Por supuesto, Henry James no era el primero ni sería el último en referirlo. Oscar Wilde emprende una seria reflexión estética sobre la relación entre el arte y la vida a la manera platónica, esto es, a través de un diálogo entre Cyril y Vivian, únicos personajes en La decadencia de la mentira -de la que suele asegurarse era la favorita del propio Wilde entre sus obras-. Aunque la alusión sea sólo tangencial, en el siguiente parlamento de Vivian se menciona el Florian:
"Un día empezó a publicarse una novela en una revista francesa. En aquella época leía yo esa clase de literatura, y recuerdo mi gran sorpresa al llegar a la descripción de la heroína. Era tan parecida a mi amiga, que le llevé la revista. Ella misma se reconoció al momento y pareció fascinada por la semejanza. Debo decirle de paso que la obra estaba traducida de un escritor ruso fallecido, de modo que el autor no habría podido tomar a mi amiga por modelo. Abreviando: algunos meses después, hallándome en Venecia, vi la revista en el salón del hotel y la abrí para conocer cuál era la suerte de la heroína. Se trataba de una historia lamentable. La joven había acabado por fugarse con un hombre de clase inferior, social, moral e intelectual. Escribí aquella misma noche a mi amiga, dándole mi opinión sobre Giovanni Bellini, los admirables helados del Florian y el valor artístico de las góndolas, y añadí una posdata para decirle que su «doble» del relato se había comportado muy neciamente. No sé por qué añadí aquellas líneas; pero recuerdo que me obsesionaba el temor de verla imitar a la heroína. Y antes que mi carta le llegase, se fugó con un hombre, que la abandonó seis meses después. La volví a ver en mil ochocientos ochenta y cuatro, en París, donde vivía con su madre, y le pregunté si aquella narración era responsable de su acto. Me confesó que se había sentido impulsada por una fuerza irresistible a seguir paso a paso a la heroína en su marcha extraña y fatal, y que fue presa de un auténtico terror mientras esperaba los últimos capítulos. Cuando se publicaron, le pareció que estaba obligada a copiarlos, y así lo hizo. Este es un eje clarísimo y extraordinariamente trágico de ese instinto imitativo del que hablaba hace un momento. Pero, no quiero insistir más en esos ejemplos individuales y aislados. La experiencia personal es un círculo vicioso y limitado. Todo lo que deseo demostrar es este principio general: La Vida imita al Arte mucho más que el Arte a la Vida. Y estoy seguro de que si reflexiona usted sobre ello, verá que tengo razón."

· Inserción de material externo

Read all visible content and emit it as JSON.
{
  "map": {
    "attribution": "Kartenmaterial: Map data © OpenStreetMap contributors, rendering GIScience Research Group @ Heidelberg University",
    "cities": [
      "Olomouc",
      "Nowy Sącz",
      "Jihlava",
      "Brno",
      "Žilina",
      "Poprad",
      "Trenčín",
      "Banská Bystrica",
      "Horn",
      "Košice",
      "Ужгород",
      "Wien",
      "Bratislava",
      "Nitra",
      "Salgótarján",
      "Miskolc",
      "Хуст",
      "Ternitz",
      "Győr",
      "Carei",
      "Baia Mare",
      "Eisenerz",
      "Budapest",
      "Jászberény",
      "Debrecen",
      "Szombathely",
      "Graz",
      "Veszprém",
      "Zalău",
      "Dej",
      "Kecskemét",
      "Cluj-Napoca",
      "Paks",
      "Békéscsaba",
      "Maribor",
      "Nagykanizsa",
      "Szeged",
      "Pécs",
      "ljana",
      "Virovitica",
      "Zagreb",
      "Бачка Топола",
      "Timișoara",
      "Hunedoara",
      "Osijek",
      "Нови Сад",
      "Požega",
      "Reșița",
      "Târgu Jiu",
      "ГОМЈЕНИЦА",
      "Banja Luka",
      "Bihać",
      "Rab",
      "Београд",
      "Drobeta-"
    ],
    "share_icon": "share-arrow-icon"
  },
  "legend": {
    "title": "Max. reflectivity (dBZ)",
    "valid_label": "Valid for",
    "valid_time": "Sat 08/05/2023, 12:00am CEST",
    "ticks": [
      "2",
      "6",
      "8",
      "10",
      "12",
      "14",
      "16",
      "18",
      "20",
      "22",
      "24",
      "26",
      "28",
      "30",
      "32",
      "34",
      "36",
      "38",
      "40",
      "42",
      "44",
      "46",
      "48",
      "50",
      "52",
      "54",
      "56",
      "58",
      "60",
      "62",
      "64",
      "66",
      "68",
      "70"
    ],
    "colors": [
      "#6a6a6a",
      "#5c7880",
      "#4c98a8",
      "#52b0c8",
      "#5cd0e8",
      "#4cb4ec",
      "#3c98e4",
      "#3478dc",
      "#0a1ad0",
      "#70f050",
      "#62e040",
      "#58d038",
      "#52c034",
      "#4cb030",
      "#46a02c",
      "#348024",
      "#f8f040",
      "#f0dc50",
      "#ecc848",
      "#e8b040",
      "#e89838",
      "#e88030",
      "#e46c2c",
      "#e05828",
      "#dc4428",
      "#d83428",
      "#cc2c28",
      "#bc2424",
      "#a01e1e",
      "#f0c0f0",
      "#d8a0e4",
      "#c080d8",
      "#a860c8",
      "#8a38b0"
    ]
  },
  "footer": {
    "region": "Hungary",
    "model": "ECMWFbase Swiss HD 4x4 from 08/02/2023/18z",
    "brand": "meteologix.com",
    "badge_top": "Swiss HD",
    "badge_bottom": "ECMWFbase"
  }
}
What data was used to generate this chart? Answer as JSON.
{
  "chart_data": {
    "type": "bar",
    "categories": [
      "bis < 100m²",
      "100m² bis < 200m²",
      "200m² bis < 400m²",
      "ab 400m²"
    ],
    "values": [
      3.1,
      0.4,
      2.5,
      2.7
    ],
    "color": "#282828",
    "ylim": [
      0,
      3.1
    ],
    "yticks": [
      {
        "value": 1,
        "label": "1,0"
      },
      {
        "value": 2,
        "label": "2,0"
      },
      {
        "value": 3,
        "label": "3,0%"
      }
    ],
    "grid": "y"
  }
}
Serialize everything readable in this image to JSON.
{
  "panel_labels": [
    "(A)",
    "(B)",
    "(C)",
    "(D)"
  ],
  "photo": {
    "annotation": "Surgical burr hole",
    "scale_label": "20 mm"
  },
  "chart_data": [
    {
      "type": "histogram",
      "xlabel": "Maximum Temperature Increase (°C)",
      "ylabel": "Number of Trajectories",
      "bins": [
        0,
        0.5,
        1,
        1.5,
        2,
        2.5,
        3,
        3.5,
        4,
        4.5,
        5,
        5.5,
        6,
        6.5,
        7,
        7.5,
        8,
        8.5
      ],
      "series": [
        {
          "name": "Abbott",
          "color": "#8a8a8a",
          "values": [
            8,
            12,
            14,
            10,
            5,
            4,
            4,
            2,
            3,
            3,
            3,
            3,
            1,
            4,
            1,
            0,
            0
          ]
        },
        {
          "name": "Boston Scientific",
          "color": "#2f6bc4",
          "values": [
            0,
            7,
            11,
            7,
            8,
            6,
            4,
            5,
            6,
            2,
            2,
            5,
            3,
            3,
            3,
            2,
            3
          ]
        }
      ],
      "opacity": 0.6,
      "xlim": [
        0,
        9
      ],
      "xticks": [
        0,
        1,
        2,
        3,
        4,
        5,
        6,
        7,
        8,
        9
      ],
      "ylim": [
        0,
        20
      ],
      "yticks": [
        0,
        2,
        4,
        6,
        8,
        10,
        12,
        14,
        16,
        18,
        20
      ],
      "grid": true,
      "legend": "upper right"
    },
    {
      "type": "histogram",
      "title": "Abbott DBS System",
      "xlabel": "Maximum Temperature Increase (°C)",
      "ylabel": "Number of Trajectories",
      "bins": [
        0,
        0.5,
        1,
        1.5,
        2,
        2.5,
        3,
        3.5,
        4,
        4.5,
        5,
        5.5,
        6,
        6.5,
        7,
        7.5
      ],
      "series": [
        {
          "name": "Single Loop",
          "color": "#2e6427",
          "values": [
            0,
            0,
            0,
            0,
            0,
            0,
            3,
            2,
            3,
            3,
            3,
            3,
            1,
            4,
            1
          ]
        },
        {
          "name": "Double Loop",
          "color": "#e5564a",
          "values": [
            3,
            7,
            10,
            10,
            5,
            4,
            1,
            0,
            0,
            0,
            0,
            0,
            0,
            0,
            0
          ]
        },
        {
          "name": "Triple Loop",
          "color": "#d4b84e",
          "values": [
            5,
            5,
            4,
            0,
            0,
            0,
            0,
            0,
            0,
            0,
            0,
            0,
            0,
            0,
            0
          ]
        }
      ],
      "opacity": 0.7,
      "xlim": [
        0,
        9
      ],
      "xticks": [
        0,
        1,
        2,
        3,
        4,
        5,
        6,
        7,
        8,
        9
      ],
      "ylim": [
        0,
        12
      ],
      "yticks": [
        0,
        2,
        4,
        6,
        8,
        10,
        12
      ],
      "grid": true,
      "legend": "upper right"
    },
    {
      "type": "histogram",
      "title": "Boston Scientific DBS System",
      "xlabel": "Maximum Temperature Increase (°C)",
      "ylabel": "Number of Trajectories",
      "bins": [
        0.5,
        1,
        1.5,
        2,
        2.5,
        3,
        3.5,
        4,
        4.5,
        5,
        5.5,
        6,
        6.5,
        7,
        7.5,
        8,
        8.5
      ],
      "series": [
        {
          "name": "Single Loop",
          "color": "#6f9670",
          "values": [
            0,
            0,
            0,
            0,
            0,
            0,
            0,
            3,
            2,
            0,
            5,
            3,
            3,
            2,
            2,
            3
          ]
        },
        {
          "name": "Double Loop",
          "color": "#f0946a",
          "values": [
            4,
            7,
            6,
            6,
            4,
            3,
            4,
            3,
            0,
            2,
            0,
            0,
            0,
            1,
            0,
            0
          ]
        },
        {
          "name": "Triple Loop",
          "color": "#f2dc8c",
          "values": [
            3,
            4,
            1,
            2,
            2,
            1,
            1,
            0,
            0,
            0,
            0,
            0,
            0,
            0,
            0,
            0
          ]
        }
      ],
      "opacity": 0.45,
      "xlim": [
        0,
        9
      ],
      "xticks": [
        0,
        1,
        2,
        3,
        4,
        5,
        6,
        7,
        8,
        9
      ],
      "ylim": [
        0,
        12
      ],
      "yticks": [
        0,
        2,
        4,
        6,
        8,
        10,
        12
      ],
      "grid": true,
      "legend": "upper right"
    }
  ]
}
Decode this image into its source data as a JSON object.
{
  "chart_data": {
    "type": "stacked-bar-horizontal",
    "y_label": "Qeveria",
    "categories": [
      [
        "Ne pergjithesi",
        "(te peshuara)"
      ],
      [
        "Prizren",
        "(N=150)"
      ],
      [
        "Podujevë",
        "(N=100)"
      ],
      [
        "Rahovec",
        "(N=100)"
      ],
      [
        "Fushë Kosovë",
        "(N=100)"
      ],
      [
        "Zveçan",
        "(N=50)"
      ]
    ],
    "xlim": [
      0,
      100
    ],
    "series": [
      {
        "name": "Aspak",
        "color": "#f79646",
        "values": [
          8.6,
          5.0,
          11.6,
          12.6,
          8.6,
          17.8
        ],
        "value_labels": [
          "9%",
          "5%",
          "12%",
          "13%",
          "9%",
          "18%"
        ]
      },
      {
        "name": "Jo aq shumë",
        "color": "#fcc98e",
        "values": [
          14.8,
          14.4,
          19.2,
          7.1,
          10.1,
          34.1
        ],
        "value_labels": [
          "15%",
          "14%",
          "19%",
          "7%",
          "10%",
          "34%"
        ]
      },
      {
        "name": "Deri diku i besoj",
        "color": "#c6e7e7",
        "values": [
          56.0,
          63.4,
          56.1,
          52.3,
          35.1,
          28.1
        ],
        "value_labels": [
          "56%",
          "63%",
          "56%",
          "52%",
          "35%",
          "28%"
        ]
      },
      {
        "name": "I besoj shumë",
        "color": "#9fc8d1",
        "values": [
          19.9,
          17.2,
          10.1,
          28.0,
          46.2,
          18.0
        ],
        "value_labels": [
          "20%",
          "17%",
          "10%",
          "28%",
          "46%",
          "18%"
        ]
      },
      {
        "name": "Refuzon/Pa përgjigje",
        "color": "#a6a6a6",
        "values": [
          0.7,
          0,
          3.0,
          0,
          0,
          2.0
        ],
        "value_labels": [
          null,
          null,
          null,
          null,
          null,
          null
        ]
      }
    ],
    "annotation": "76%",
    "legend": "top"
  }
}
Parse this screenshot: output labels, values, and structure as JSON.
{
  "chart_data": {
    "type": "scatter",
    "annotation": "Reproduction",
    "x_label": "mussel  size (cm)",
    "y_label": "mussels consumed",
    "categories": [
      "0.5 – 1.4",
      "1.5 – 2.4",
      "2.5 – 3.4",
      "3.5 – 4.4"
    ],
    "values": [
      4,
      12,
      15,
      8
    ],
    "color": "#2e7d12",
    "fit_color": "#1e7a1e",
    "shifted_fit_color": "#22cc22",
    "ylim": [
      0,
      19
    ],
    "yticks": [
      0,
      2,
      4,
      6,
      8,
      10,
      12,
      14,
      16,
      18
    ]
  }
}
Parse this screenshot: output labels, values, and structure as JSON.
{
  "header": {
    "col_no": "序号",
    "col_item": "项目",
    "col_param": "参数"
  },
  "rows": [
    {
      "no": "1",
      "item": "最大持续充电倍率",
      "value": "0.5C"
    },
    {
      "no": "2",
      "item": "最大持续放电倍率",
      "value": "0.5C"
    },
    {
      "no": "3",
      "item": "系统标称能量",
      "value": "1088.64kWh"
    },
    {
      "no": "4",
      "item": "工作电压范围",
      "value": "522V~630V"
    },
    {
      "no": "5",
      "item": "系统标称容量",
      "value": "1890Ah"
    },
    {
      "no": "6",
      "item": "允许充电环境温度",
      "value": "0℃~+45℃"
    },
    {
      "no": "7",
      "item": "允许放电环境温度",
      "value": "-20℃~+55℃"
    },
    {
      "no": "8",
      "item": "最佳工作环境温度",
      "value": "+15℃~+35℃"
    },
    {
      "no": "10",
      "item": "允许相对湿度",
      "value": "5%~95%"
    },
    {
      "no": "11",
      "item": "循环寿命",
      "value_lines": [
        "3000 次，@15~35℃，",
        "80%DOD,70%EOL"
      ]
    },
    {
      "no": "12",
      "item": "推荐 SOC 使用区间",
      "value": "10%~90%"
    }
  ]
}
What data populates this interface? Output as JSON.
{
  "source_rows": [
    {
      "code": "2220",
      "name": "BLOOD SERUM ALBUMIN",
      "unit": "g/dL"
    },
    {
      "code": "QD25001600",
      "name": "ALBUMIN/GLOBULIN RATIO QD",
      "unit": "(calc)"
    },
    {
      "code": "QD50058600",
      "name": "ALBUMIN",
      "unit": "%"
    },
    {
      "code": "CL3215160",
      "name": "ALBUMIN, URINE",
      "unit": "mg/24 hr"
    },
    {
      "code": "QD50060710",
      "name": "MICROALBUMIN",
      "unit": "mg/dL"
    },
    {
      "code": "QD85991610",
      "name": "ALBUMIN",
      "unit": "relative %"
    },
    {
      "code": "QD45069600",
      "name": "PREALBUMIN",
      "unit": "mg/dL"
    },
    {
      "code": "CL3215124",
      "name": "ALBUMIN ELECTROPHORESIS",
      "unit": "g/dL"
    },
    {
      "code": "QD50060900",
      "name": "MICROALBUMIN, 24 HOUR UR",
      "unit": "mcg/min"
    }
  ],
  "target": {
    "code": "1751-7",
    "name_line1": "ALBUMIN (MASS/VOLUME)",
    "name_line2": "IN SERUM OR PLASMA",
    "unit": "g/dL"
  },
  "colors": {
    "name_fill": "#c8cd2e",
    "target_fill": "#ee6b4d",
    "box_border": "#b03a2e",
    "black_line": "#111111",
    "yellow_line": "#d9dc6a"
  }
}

También Virginia Woolf en su cuento El legado, que se publicó en 1944 como parte del volumen La casa encantada y otros relatos, evoca la visita al Florian de sus personajes:
"Fueron a Venecia. Recordó aquellas felices vacaciones después de la elección. «Comimos helados en Florian.» Sonrió; todavía era como una niña, le gustaban los helados. «Gilbert me hizo un relato interesantísimo de la historia de Venecia. Me dijo que los Dogos...», y su esposa lo escribió todo, con su caligrafía de colegiala."